Quark used to be all but impossible to find in The USA unless you were in a major city. These days, you can find it – you just might have to do a little looking. There are a few mainstream brands, but you’re more likely to find it locally made at a specialty cheese shop. If all else fails, you’re still in luck. Quark is very simple to make – it’s actually a great introduction to cheese making – and you’ll find plenty of recipes & tips online. I’ll blog about it one day soon, I promise!
A traditional German cheesecake is made with a pastry style pie crust. I forgo that for two reasons. First, it’s more work (shhhhh – I’m a lazy baker) and secondly, I absolutely love graham cracker crusts. The cheesecake is very simple to make, just a bunch of mixing and beating. Throw it into the oven and watch it do it’s magic. It turns a beautiful golden brown and puffs up all big and pretty like a souffle (it will depuff some after cooling). Let it rest for a few minutes in the oven with the heat off and the door ajar before moving to a wire rack to cool for an hour or two. From there, I let it cool for a few more hours (or overnight) in the fridge before removing from the springform pan.
The taste and texture of quark is much different than cream cheese, resulting in a much different cheesecake then most are used to. Much lighter and fluffier then a NY style cheesecake – it’s almost a mousse, custard-like texture. I love this lightly sweetened custard like cheesecake – it’s wonderful served with fresh fruits, fruit syrups, jams, candied nuts or a sprinkle of powdered sugar. The nutritional content of quark makes this a much lighter, healthier, diet friendly cheesecake.

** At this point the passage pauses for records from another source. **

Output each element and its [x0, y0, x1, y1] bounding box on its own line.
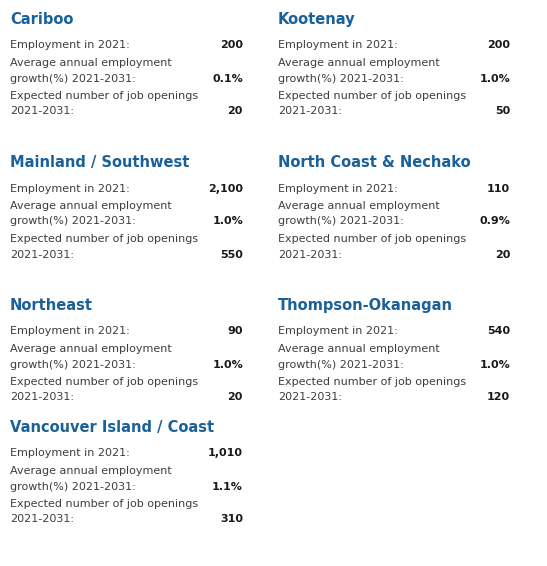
Text: 90: 90: [228, 327, 243, 337]
Text: growth(%) 2021-2031:: growth(%) 2021-2031:: [10, 74, 136, 84]
Text: Average annual employment: Average annual employment: [10, 58, 172, 68]
Text: growth(%) 2021-2031:: growth(%) 2021-2031:: [10, 359, 136, 370]
Text: 2021-2031:: 2021-2031:: [10, 392, 74, 402]
Text: 20: 20: [228, 106, 243, 117]
Text: Employment in 2021:: Employment in 2021:: [10, 183, 130, 194]
Text: North Coast & Nechako: North Coast & Nechako: [278, 155, 470, 170]
Text: Average annual employment: Average annual employment: [10, 466, 172, 476]
Text: growth(%) 2021-2031:: growth(%) 2021-2031:: [10, 217, 136, 226]
Text: Average annual employment: Average annual employment: [278, 344, 440, 354]
Text: Vancouver Island / Coast: Vancouver Island / Coast: [10, 420, 214, 435]
Text: Expected number of job openings: Expected number of job openings: [10, 377, 198, 387]
Text: 20: 20: [228, 392, 243, 402]
Text: Employment in 2021:: Employment in 2021:: [278, 183, 398, 194]
Text: 2021-2031:: 2021-2031:: [278, 106, 342, 117]
Text: 1,010: 1,010: [208, 448, 243, 458]
Text: Employment in 2021:: Employment in 2021:: [10, 41, 130, 50]
Text: Expected number of job openings: Expected number of job openings: [278, 377, 466, 387]
Text: growth(%) 2021-2031:: growth(%) 2021-2031:: [278, 359, 404, 370]
Text: Employment in 2021:: Employment in 2021:: [278, 41, 398, 50]
Text: 1.1%: 1.1%: [212, 482, 243, 491]
Text: Expected number of job openings: Expected number of job openings: [10, 499, 198, 509]
Text: Average annual employment: Average annual employment: [10, 201, 172, 211]
Text: Employment in 2021:: Employment in 2021:: [278, 327, 398, 337]
Text: Expected number of job openings: Expected number of job openings: [10, 234, 198, 244]
Text: 50: 50: [494, 106, 510, 117]
Text: Expected number of job openings: Expected number of job openings: [278, 91, 466, 101]
Text: 1.0%: 1.0%: [212, 359, 243, 370]
Text: 1.0%: 1.0%: [479, 359, 510, 370]
Text: 1.0%: 1.0%: [212, 217, 243, 226]
Text: Northeast: Northeast: [10, 298, 93, 313]
Text: growth(%) 2021-2031:: growth(%) 2021-2031:: [10, 482, 136, 491]
Text: Expected number of job openings: Expected number of job openings: [10, 91, 198, 101]
Text: 2021-2031:: 2021-2031:: [10, 106, 74, 117]
Text: 2021-2031:: 2021-2031:: [278, 392, 342, 402]
Text: Mainland / Southwest: Mainland / Southwest: [10, 155, 189, 170]
Text: 20: 20: [494, 250, 510, 259]
Text: 540: 540: [487, 327, 510, 337]
Text: 550: 550: [220, 250, 243, 259]
Text: 200: 200: [487, 41, 510, 50]
Text: 310: 310: [220, 514, 243, 525]
Text: Thompson-Okanagan: Thompson-Okanagan: [278, 298, 453, 313]
Text: Average annual employment: Average annual employment: [10, 344, 172, 354]
Text: Average annual employment: Average annual employment: [278, 201, 440, 211]
Text: 2021-2031:: 2021-2031:: [278, 250, 342, 259]
Text: 2,100: 2,100: [208, 183, 243, 194]
Text: 2021-2031:: 2021-2031:: [10, 514, 74, 525]
Text: 110: 110: [487, 183, 510, 194]
Text: Employment in 2021:: Employment in 2021:: [10, 448, 130, 458]
Text: 120: 120: [487, 392, 510, 402]
Text: Average annual employment: Average annual employment: [278, 58, 440, 68]
Text: Cariboo: Cariboo: [10, 12, 73, 27]
Text: growth(%) 2021-2031:: growth(%) 2021-2031:: [278, 217, 404, 226]
Text: 200: 200: [220, 41, 243, 50]
Text: 0.9%: 0.9%: [479, 217, 510, 226]
Text: 0.1%: 0.1%: [212, 74, 243, 84]
Text: Employment in 2021:: Employment in 2021:: [10, 327, 130, 337]
Text: growth(%) 2021-2031:: growth(%) 2021-2031:: [278, 74, 404, 84]
Text: 2021-2031:: 2021-2031:: [10, 250, 74, 259]
Text: Kootenay: Kootenay: [278, 12, 356, 27]
Text: Expected number of job openings: Expected number of job openings: [278, 234, 466, 244]
Text: 1.0%: 1.0%: [479, 74, 510, 84]
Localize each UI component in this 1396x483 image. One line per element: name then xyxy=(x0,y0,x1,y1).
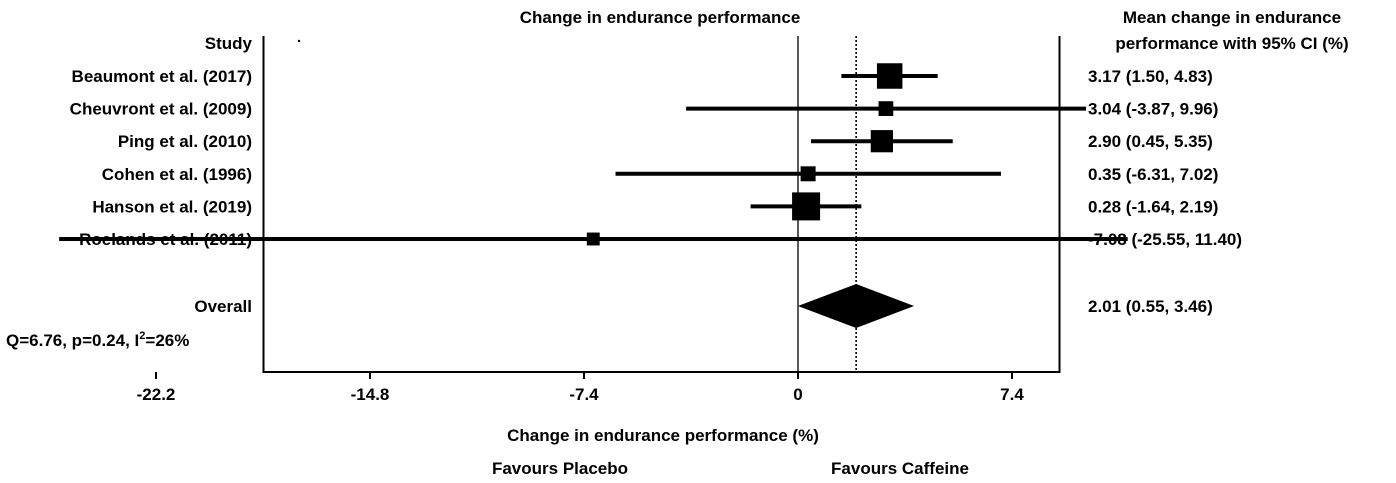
study-estimate-ci: 2.90 (0.45, 5.35) xyxy=(1088,132,1213,151)
heterogeneity-prefix: Q=6.76, p=0.24, I xyxy=(6,331,139,350)
overall-label: Overall xyxy=(194,297,252,316)
x-tick-label: -22.2 xyxy=(137,385,176,404)
heterogeneity-suffix: =26% xyxy=(145,331,189,350)
stray-dot-mark xyxy=(297,39,301,43)
overall-estimate-ci: 2.01 (0.55, 3.46) xyxy=(1088,297,1213,316)
heterogeneity-superscript: 2 xyxy=(139,330,145,342)
x-tick-label: -14.8 xyxy=(351,385,390,404)
point-estimate-square xyxy=(878,101,894,116)
point-estimate-square xyxy=(876,63,903,89)
chart-title: Change in endurance performance xyxy=(520,8,801,27)
point-estimate-square xyxy=(800,166,816,182)
x-tick-label: -7.4 xyxy=(569,385,599,404)
x-axis-label: Change in endurance performance (%) xyxy=(507,426,819,445)
study-name: Hanson et al. (2019) xyxy=(92,197,252,216)
estimate-column-header-line2: performance with 95% CI (%) xyxy=(1115,34,1348,53)
heterogeneity-stats: Q=6.76, p=0.24, I2=26% xyxy=(6,330,189,350)
overall-diamond xyxy=(797,284,915,328)
favours-caffeine-label: Favours Caffeine xyxy=(831,459,969,478)
study-estimate-ci: 3.04 (-3.87, 9.96) xyxy=(1088,100,1218,119)
study-estimate-ci: -7.08 (-25.55, 11.40) xyxy=(1088,230,1242,249)
favours-placebo-label: Favours Placebo xyxy=(492,459,628,478)
estimate-column-header-line1: Mean change in endurance xyxy=(1123,8,1341,27)
x-tick-label: 7.4 xyxy=(1000,385,1024,404)
x-tick-label: 0 xyxy=(793,385,802,404)
study-column-header: Study xyxy=(205,34,253,53)
study-estimate-ci: 3.17 (1.50, 4.83) xyxy=(1088,67,1213,86)
study-estimate-ci: 0.28 (-1.64, 2.19) xyxy=(1088,197,1218,216)
point-estimate-square xyxy=(792,192,821,221)
study-name: Cheuvront et al. (2009) xyxy=(70,100,252,119)
study-estimate-ci: 0.35 (-6.31, 7.02) xyxy=(1088,165,1218,184)
point-estimate-square xyxy=(870,130,893,153)
study-name: Beaumont et al. (2017) xyxy=(72,67,252,86)
study-name: Cohen et al. (1996) xyxy=(102,165,252,184)
study-name: Ping et al. (2010) xyxy=(118,132,252,151)
point-estimate-square xyxy=(586,232,600,246)
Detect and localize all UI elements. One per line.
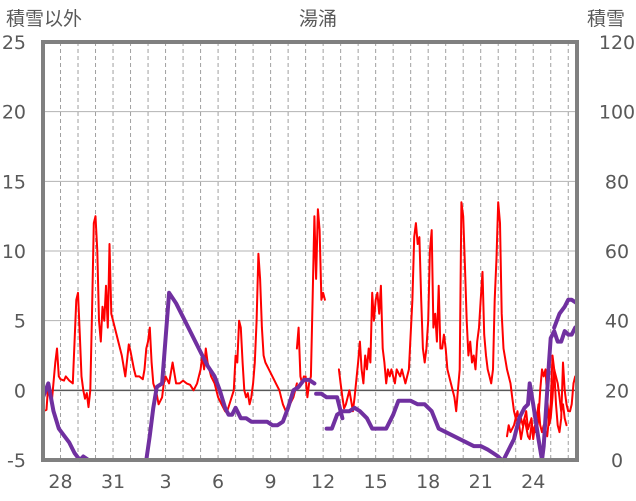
- right-axis-label: 積雪: [587, 8, 625, 30]
- x-tick-label: 21: [469, 471, 493, 493]
- x-tick-label: 9: [265, 471, 277, 493]
- x-tick-label: 28: [48, 471, 72, 493]
- left-tick-label: 5: [14, 311, 26, 333]
- series-snow-depth: [41, 290, 579, 462]
- left-tick-label: 25: [2, 32, 26, 54]
- x-tick-label: 15: [364, 471, 388, 493]
- x-tick-label: 12: [311, 471, 335, 493]
- series-line-segment: [304, 208, 326, 399]
- right-tick-label: 0: [611, 450, 623, 472]
- series-line-segment: [295, 326, 305, 385]
- x-tick-label: 3: [160, 471, 172, 493]
- left-tick-label: -5: [7, 450, 26, 472]
- series-layer: [41, 201, 579, 462]
- left-axis-label: 積雪以外: [6, 8, 82, 30]
- x-tick-label: 31: [101, 471, 125, 493]
- x-axis-ticks: 28 31 3 6 9 12 15 18 21 24: [48, 471, 545, 493]
- series-line-segment: [42, 215, 298, 414]
- right-tick-label: 120: [599, 32, 635, 54]
- left-tick-label: 15: [2, 171, 26, 193]
- series-line-segment: [314, 391, 345, 421]
- series-line-segment: [41, 290, 317, 462]
- left-axis-ticks: -5 0 5 10 15 20 25: [2, 32, 26, 472]
- right-tick-label: 100: [599, 102, 635, 124]
- x-tick-label: 18: [416, 471, 440, 493]
- series-line-segment: [324, 398, 518, 462]
- x-tick-label: 6: [212, 471, 224, 493]
- right-tick-label: 60: [605, 241, 629, 263]
- series-other: [42, 201, 578, 441]
- x-tick-label: 24: [521, 471, 545, 493]
- series-line-segment: [552, 297, 579, 330]
- right-axis-ticks: 0 20 40 60 80 100 120: [599, 32, 635, 472]
- plot-frame: [41, 40, 579, 462]
- left-tick-label: 10: [2, 241, 26, 263]
- series-line-segment: [501, 325, 578, 462]
- chart-title: 湯涌: [299, 8, 337, 30]
- right-tick-label: 80: [605, 171, 629, 193]
- left-tick-label: 20: [2, 102, 26, 124]
- series-line-segment: [337, 201, 578, 441]
- horizontal-gridlines: [43, 111, 577, 322]
- right-tick-label: 40: [605, 311, 629, 333]
- left-tick-label: 0: [14, 380, 26, 402]
- right-tick-label: 20: [605, 380, 629, 402]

Hopefully one day soon you’ll see a tub of quark in your grocery store and you’ll be inspired to do some baking! Thanks for reading!
- For crust:
- 1 cup graham cracker crumb
- 1 tablespoon sugar
- 4 tablespoon melted butter
- For cake filling:
- 5 eggs, separated
- ¾ cup sugar
- 1 teaspoon vanilla extract
- 2 pounds quark
- ¼ cup milk or cream
- 2 tablespoon flour
- 1 tablespoon lemon juice
- Preheat oven to 350
- For crust :
- In a medium mixing bowl, combine graham crumbs, sugar and melted butter.
- Press crumbs evenly into bottom of 9" springform pan.
- Bake for 7- 10 minutes. (Optional - your preference)
- Cool before filling.
- For filling:
- In a large mixing bowl, using an electric mixer, mix together egg yolks, sugar and vanilla extract until well combined.
- Add quark, milk, flour and lemon juice. Mix until creamy and combined.
- In a separate mixing bowl, beat egg whites on high speed until they form stiff peaks.
- Fold egg whites into quark mixture.
- Pour cake filling into springform pan.
- Bake at 350 for 50 -60 minutes or until cake has puffed up, is set and a light golden brown.
- Turn off heat in oven, crack door and let cake rest in the oven for 10 minutes.
- Cool cake on wire rack for an hour or two. Move cake to refrigerator and continue to cool for a few hours.
- Release sides of pan, slice and serve. This cheesecake tastes great with fresh fruit, jams, candied nuts or a sprinkle of powdered sugar. Enjoy!